Modified NTM model follows the concept of meta-learning and can learn at two levels: rapid learning and slow learning. Rapid learning involves quick encoding of few samples of new information with external memory module. At this level the model uses “one-shot” (few-shots) learning. Unfortunately, the authors provided limited information about the algorithm and details of modifications to NTM controller’s heads e.g. aligning mechanisms in read and write heads. In addition to rapid learning, the model also learns from data at a slow level using gradient descent which optimizes function of expected learning cost. For prediction the network uses memory data about previous samples from the sequence, that were added earlier in rapid learning. Thus, by processing examples at two levels the model is trained to better predict sequences samples.

Another difference from the vanilla NTM is a different addressing mechanism. New mechanism only uses content based location while the original one also had location-based addressing. Older method location-based addressing allowed to iterate through fixed sequences in memory and was less suitable for processing non-sequence data. New addressing method prioritizes writing to least recently used memory locations for storing most recent information in the memory. Additionally, the model is supposed to update relevant information in the memory even for recently updated content if newer information was detected. Therefore, the model can write either to the least recently used locations or the most recently used.

The experiments indicate the advantage of the new model over previous NTM architecture and LSTM networks in image classification task. The model also demonstrated adequate performance on regression tasks compared to predictions by a Gaussian Process model with the ground truth kernel. Unfortunately, there was no comparison with Bayesian Learning competitors [B. Lake et al., 2015] which seem to be direct opponents to proposed model. A small issue that I personally experienced was organization of experiments section in the paper, which I found rather confusing. I assume it is just an issue of the version 1 and it will be fixed in the future versions.

To summarize, this paper demonstrates an interesting view on NTM and how it can be adjusted for use-cases with limited data samples. There certainly could be more details of the new architecture. If the authors could release the source code it would also be beneficial for better understanding of their model.

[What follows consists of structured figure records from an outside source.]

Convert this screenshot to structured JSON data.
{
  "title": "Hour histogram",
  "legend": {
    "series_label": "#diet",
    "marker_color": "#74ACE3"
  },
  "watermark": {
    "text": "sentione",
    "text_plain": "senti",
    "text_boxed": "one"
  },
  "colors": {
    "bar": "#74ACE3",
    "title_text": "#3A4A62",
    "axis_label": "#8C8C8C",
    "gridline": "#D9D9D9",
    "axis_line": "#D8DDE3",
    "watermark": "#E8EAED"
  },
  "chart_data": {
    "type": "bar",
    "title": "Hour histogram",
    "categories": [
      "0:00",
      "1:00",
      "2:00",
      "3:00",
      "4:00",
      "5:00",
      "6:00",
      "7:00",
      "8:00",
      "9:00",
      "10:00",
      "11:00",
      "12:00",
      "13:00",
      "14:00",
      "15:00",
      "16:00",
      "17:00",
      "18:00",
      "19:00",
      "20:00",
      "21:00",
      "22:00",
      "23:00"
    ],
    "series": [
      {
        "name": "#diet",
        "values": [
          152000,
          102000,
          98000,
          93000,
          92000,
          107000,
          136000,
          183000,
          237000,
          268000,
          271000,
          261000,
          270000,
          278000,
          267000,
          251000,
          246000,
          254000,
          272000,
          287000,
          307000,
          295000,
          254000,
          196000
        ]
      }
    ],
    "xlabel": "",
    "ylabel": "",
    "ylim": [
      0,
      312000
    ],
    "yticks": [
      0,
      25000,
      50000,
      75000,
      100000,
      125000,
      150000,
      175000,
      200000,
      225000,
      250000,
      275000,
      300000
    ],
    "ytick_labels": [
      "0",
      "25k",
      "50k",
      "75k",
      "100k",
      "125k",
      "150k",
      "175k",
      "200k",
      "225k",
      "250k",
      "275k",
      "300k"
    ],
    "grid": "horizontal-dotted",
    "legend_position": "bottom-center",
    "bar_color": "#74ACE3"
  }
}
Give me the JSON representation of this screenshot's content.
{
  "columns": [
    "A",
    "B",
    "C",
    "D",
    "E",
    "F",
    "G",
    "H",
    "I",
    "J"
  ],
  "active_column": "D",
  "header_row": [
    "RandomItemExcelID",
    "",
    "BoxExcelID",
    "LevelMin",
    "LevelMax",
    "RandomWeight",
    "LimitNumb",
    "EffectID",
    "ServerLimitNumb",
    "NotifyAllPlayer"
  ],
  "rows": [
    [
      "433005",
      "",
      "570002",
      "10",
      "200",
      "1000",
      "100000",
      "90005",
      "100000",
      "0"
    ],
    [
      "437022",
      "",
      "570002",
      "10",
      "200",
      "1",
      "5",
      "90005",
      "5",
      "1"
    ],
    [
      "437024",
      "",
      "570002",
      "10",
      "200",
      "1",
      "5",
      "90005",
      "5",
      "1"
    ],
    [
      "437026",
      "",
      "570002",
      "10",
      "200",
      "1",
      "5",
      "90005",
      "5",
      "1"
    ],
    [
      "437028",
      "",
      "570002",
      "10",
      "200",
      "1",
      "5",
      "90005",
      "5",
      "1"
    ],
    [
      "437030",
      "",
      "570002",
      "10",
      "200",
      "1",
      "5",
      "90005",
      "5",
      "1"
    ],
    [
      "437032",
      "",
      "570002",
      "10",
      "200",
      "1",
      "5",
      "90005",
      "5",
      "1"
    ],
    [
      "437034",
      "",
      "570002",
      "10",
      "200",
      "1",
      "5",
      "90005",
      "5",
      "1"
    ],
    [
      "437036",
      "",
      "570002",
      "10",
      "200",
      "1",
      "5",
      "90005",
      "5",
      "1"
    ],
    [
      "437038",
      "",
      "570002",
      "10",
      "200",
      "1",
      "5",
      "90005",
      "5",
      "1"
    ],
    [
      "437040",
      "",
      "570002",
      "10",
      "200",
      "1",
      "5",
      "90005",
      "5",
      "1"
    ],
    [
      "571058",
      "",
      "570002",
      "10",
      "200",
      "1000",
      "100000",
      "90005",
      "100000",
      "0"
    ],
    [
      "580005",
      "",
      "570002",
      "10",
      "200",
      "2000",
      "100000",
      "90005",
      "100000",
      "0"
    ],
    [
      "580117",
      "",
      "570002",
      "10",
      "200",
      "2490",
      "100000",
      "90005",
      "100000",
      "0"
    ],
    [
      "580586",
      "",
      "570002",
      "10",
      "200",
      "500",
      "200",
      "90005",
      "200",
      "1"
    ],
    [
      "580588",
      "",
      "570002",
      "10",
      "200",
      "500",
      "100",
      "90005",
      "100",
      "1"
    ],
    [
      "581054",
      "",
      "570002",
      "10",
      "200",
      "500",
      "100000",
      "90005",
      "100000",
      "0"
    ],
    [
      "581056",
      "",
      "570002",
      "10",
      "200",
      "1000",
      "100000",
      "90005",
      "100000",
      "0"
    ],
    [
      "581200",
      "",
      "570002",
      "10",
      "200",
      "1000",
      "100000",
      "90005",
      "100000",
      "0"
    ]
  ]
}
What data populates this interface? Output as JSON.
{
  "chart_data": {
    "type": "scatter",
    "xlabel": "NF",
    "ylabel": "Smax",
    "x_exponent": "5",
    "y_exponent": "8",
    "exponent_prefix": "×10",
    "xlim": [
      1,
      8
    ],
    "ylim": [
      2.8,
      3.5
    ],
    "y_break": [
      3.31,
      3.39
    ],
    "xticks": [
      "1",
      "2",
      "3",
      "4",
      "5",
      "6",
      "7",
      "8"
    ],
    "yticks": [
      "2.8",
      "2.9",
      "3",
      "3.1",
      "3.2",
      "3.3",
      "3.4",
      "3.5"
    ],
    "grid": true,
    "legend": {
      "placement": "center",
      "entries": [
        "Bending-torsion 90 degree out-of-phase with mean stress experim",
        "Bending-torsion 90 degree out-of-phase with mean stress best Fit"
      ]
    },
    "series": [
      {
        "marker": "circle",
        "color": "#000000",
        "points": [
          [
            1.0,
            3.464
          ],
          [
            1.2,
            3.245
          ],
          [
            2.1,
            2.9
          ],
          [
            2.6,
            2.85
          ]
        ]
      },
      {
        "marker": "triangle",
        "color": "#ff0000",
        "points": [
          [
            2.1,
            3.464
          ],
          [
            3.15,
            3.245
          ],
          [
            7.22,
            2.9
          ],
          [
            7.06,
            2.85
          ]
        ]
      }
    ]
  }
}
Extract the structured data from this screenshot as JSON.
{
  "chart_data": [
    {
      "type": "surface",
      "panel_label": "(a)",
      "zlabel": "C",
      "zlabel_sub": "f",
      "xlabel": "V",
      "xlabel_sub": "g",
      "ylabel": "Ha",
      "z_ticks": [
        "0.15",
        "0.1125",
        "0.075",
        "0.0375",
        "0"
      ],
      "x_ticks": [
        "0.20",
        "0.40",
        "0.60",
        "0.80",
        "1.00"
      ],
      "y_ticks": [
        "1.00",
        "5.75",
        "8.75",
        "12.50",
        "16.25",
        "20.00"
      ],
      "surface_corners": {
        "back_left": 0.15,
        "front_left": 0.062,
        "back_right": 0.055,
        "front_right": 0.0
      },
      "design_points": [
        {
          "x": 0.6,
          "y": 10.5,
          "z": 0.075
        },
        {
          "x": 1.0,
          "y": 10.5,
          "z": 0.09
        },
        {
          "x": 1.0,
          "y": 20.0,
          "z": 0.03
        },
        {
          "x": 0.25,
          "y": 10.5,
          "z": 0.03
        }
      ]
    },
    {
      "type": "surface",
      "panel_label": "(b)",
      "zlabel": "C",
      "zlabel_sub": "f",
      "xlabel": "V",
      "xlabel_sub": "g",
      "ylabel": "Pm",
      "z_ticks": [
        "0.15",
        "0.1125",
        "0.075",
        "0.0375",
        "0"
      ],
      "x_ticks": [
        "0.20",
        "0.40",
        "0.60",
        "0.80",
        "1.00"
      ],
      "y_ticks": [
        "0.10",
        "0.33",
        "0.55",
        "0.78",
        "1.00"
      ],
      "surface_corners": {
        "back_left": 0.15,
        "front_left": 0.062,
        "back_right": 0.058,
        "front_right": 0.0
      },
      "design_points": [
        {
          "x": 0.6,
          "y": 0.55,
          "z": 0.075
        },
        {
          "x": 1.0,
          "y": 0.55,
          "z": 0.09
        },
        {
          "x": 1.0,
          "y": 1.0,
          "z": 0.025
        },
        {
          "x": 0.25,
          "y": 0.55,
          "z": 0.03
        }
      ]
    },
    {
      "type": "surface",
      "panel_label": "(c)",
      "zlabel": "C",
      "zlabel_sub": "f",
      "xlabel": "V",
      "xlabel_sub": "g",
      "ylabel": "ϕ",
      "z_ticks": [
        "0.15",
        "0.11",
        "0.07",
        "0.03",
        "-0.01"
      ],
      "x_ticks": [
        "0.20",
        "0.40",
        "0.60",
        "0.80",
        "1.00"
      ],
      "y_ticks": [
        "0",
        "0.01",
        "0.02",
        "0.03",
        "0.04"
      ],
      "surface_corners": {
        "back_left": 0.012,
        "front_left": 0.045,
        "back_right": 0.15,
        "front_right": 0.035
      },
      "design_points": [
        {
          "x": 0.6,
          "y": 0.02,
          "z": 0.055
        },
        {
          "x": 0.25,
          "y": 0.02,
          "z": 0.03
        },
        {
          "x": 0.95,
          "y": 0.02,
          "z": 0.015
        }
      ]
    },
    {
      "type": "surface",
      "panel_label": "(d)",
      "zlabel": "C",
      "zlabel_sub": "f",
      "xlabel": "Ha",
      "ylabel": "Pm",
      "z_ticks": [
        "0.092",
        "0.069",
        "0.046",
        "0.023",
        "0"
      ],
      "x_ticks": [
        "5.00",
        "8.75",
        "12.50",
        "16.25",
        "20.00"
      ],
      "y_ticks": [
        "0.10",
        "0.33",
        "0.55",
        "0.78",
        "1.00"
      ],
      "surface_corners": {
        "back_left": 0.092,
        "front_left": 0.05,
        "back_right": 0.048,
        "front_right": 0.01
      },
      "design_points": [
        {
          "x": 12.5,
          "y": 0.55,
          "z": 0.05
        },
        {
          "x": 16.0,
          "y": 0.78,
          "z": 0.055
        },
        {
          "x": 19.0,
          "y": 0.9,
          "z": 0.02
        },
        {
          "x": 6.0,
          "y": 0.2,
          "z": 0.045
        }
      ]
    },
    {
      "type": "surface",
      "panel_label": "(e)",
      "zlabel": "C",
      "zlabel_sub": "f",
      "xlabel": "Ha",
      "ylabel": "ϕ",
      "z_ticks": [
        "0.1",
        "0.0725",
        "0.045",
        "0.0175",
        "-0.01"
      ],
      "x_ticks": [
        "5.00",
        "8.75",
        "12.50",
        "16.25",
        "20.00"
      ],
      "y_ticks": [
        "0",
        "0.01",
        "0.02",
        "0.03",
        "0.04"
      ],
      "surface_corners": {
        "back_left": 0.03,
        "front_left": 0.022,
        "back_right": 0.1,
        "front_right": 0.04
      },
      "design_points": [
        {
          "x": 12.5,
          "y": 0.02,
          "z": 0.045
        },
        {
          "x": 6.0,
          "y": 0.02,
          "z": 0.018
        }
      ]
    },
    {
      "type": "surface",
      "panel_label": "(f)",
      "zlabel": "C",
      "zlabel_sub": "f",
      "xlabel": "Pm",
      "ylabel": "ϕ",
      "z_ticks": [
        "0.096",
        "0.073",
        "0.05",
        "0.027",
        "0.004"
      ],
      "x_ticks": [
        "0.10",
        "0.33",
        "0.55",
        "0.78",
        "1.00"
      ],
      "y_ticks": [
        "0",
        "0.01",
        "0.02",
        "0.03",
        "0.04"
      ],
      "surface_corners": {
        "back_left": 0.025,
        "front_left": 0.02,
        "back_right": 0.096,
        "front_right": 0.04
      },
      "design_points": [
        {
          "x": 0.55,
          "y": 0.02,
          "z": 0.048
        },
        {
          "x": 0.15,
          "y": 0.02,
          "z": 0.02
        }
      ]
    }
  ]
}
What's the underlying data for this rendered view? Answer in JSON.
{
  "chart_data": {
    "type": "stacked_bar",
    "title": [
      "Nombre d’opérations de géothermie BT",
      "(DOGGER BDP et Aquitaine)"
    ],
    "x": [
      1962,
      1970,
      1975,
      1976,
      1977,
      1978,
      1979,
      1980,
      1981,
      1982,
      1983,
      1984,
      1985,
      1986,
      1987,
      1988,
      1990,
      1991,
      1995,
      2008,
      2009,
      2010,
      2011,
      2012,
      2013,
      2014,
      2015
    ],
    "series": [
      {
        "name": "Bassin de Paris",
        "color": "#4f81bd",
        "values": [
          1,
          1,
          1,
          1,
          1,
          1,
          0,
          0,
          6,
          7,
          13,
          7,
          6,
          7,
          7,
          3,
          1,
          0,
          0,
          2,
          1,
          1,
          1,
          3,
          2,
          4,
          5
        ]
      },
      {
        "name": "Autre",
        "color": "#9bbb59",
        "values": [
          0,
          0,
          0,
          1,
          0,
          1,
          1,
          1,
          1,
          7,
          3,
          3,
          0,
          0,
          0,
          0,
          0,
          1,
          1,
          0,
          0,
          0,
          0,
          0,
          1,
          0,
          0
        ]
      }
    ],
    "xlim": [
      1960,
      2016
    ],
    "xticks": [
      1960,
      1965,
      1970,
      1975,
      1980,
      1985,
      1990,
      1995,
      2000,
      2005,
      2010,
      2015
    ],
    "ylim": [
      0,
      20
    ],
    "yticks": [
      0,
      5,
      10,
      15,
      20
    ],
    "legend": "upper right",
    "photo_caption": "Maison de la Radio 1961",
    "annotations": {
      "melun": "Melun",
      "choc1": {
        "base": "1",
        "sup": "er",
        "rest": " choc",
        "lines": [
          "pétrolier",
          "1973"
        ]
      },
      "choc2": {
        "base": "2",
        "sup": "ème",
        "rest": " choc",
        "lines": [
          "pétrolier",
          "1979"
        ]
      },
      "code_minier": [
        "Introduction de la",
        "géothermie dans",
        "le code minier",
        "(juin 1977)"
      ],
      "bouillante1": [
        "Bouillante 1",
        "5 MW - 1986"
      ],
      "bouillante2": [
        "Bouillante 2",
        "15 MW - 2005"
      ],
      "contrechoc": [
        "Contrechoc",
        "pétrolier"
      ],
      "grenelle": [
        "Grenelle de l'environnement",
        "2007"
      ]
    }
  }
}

  • Santoro, Adam, Sergey Bartunov, Matthew Botvinick, Daan Wierstra, and Timothy Lillicrap. “One-shot learning with memory-augmented neural networks.” arXiv preprint arXiv:1605.06065 (2016).
  • Graves, Alex, Greg Wayne, and Ivo Danihelka. “Neural turing machines.” arXiv preprint arXiv:1410.5401 (2014).
  • Lake, Brenden M., Ruslan Salakhutdinov, and Joshua B. Tenenbaum. “Human-level concept learning through probabilistic program induction.” Science 350, no. 6266 (2015): 1332-1338.